Мустафа долго не мог уснуть. Лежа на спине, он видел глубокое синее небо в темной рамке малинника. Несмотря на жару, оно казалось холодным и чужим. Перекликались в кустах птицы, шумели на берегу купающиеся дети. Мустафа слышал, как скрипнула калитка за Гришей Банным, слышал его робкие тихие шаги, потом слышал, как хлопнула дверь в доме и кто-то торопливо прошел вдоль забора снаружи сада. Минут десять спустя в сад вошел дед Северьян, высокий широкоплечий старик; он привез дрова и искал Алима. Мустафа не любил старика и на его вопрос о брате довольно грубо крикнул, что не знает, где Алим, и что пусть его ищет сам старик. Дед Северьян ушел. Мустафа остро и гнетуще почувствовал одиночество. Наступившая тишина не успокаивала, а давила, точно в круг над ним, образованный ветками малины, с холодного неба медленно спускался невидимый и тяжелый пресс.

– Да что за чёрт! – вслух выругался Мустафа и повернулся на бок. Волна знакомого странного беспокойства снова, как прилив, подкатывала к сердцу. Он заметил, что от нервного напряжения у него мелко задрожали кончики пальцев левой руки. Он сунул ее под грудь и прижал к земле всем телом. Почему-то вдруг ярко и четко вспомнилась Манефа в день ее свадьбы с Алимом. Она сидела в белом платье в конце стола, много смеялась, шутила с гостями, с ним, Мустафой, – и сразу, как ночь, мрачнела, когда ее руку трогал Алим. Эти внезапные переходы были так непонятны и нелепы, что гости потупляли глаза в тарелки, шушукались… Как невеста, она неприлично много пила, и неприличной показалась гостям ее выходка под конец свадьбы. Она высоко подняла над головой чайный стакан и громко крикнула: "Выпьемте, гостечки дорогие, за девушек староверских, что с татарами начали родниться". Тетка Таисия брови нахмурила, шукнула на дочь: "Говори, да не заговаривайся, невестушка. А то из-за стола да за ко́сыньки. Не посмотрю, что мужняя жена. Думай, что говоришь. Аль не по любви идешь?" Ухмыльнулась Манефа: "По любви, мамаша, по любви-занозушке да по моей бурлацкой волюшке". Опять потупились гости, переглянулись. "По любви – не по любви, а раз вышла – мужу уважение надо представлять", – прошамкала бабка Аграфена. Алим молчал, сверкая смородинными глазами. И никто не мог понять: видит он горчинку в свадебном пиру, или от счастья ослеп, или не желает видеть ничего, кроме невесты. Мустафа все тогда видел, и жаль ему было брата. Теперь же он понимал Алима, понимал, что ради такой женщины на все можно было идти: и на униженье, и на горе.

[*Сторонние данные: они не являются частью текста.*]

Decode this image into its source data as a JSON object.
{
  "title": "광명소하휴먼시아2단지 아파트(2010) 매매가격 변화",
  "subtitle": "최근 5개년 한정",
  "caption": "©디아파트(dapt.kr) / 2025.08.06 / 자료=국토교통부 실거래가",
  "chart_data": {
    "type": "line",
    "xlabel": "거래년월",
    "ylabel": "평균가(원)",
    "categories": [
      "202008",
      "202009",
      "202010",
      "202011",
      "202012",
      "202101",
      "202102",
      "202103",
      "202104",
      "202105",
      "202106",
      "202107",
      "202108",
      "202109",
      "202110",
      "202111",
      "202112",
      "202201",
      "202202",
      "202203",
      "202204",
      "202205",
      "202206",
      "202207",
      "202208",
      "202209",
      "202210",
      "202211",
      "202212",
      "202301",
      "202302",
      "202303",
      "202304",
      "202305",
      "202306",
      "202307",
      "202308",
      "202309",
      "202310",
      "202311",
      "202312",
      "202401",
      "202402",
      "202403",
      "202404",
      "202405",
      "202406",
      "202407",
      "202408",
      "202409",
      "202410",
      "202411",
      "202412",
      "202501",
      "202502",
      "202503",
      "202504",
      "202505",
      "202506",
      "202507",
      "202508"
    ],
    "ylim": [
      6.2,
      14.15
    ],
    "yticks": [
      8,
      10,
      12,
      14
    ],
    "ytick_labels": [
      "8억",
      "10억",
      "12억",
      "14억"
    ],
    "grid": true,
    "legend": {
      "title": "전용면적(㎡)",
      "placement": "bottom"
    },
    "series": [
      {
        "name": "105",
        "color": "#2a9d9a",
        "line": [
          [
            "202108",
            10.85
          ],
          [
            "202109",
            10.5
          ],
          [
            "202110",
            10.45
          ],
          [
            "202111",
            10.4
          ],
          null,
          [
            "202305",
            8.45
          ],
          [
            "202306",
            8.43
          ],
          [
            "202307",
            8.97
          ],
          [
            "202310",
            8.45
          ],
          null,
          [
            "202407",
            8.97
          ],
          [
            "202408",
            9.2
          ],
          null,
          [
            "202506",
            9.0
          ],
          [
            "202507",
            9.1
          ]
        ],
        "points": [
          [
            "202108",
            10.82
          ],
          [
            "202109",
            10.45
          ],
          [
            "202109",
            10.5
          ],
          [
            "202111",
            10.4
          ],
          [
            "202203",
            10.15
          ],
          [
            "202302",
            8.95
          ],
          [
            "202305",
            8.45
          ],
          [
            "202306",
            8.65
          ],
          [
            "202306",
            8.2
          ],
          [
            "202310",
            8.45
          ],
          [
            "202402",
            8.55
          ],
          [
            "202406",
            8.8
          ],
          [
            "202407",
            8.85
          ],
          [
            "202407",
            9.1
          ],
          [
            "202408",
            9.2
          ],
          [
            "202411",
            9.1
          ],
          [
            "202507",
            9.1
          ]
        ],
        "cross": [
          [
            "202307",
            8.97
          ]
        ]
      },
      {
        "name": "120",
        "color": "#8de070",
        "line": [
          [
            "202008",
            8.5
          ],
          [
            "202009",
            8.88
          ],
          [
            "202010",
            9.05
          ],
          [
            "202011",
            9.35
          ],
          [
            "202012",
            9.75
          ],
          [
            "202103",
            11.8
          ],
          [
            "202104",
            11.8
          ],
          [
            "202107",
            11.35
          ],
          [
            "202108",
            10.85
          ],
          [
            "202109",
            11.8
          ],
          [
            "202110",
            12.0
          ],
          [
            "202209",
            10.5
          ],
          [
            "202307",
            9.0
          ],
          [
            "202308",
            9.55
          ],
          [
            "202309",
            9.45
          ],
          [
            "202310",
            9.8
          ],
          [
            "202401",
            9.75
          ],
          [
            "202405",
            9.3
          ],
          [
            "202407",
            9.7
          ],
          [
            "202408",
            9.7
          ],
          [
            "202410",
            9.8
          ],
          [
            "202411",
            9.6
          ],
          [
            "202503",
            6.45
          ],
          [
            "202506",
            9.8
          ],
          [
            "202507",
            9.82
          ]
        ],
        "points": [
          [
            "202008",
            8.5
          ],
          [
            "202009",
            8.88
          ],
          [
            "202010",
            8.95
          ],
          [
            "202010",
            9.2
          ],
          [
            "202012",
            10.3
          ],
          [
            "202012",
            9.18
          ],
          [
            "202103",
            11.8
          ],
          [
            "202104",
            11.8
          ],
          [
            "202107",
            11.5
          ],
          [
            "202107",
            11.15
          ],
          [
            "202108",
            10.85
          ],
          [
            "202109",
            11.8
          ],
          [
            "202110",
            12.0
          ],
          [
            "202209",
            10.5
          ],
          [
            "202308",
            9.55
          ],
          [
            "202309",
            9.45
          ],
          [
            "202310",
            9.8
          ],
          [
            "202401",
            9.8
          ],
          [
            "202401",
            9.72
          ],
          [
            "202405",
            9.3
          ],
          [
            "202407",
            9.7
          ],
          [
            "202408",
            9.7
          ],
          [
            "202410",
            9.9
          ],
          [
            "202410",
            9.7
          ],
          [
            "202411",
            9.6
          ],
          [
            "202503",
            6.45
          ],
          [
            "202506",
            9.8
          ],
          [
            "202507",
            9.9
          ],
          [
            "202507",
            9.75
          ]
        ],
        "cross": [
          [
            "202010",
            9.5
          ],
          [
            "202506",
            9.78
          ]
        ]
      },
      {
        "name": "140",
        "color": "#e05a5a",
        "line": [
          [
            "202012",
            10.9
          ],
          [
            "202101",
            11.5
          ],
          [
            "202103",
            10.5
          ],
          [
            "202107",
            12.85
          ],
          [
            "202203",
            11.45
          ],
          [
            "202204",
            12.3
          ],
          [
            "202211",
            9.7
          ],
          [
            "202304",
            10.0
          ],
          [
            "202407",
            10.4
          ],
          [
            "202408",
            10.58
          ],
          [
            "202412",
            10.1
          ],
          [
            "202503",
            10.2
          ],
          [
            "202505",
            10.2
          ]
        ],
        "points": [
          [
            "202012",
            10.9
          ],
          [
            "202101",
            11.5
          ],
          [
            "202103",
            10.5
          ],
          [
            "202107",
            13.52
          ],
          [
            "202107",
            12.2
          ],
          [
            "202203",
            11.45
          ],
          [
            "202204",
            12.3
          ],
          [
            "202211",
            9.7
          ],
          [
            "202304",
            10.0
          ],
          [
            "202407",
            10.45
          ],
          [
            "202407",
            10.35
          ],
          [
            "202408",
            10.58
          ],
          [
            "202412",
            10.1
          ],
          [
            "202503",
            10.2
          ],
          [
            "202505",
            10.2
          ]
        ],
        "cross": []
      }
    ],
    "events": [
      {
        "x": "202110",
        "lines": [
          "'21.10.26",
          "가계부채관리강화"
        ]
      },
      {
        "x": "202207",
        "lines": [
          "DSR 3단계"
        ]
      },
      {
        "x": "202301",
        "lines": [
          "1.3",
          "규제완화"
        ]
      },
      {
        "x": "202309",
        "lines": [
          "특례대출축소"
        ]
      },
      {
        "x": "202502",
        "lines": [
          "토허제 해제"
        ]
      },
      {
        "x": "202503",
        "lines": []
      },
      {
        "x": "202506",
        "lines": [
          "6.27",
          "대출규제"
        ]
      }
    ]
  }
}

Вспомнилась ему и другая картина. Это было в Отважном. Мустафа – одиннадцатилетний загорелый мальчик. Он стои́т, расставив ноги, и плачет. Дед Северьян держит его за плечо и легонько треплет за ухо. Мустафа плачет не от боли, а от испуга и обиды. Дед Северьян приговаривает: "Не лезь в чужой сад… не лезь. Люди трудом живут, в поте лица взращивают, а ты – воровать!.. Будешь еще?" На пригорке в отдалении стои́т Алим. Он в синей рубашке и холщовых штанах, порванных на колене. "Отпусти его, дедушка, – просит Алим, – он не шибко виноват, это я его подбил…" Дед Северьян отпускает Мустафу и грозит пальцем Алиму: "И тебя когда-нибудь вздую… Только попадись…" А косарь-то, а косарь-то как он отнял у Алима.